Ein Sprecher Strobls wollte die Einladung nicht kommentieren. Man sei zwar federführend, was die Veranstaltung betreffe, die einzelnen Programmpunkte aber verantworteten die beteiligten Ressorts – in diesem Fall das Ministerium für Ländlichen Raum und Verbraucherschutz von Peter Hauk (CDU). Auch Hauk sieht laut einem Sprecher den Datenskandal bei Facebook kritisch und habe „die Aufklärung der Vorwürfe gefordert“. Generell arbeite man daran, „die Position des Verbrauchers, gerade auch in der digitalen Welt, zu verbessern und zu verstärken“. Ziel sei der mündige Verbraucher, der genau überlege, welche Daten er von sich preisgeben wolle. Diese Aufklärung laufe „über viele verschiedene Kanäle“, auch über soziale Medien; besonders Facebook spiele dabei „als Informationsquelle für bestimmte Zielgruppen eine wichtige Rolle“.

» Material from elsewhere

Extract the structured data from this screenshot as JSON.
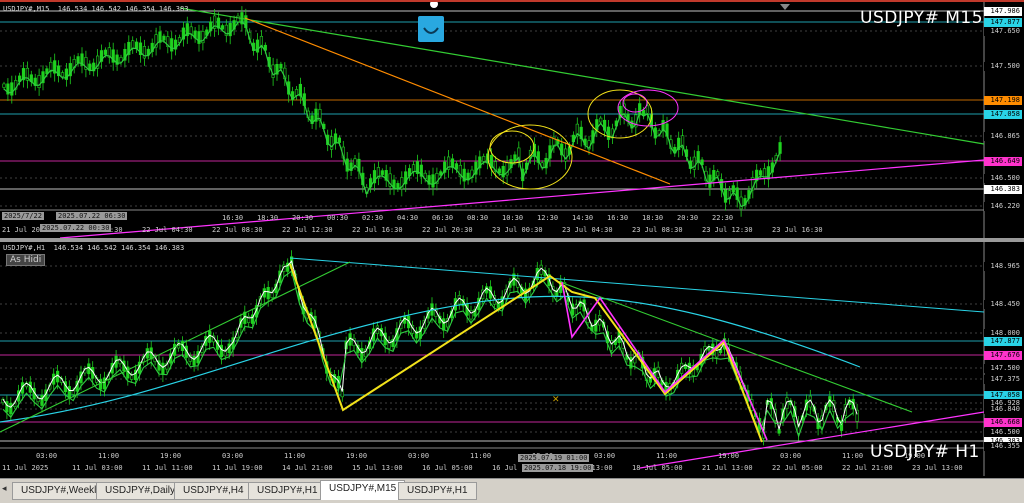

Die Verwunderung, ob mit der Facebook-Referentin nicht der Bock zum Gärtner gemacht werde, kann der Sprecher Hauks „nicht nachvollziehen“. Man wolle von Balzola-Widmann „hören, welchen Stellenwert Facebook dem Verbraucherschutz tatsächlich einräumt und was gegen die Vorwürfe getan wird“; auch zum Datenskandal solle sie sich äußern. Wenn Vorwürfe im Raum stünden, sei es „besser, mit den Menschen direkt zu reden . . . als über sie zu sprechen“, lässt der Verbraucherschutzminister ausrichten. Im Licht der Stellungnahme könne „man sich ein eigenes Urteil bilden und auf dieser Basis politische Entscheidungen treffen“.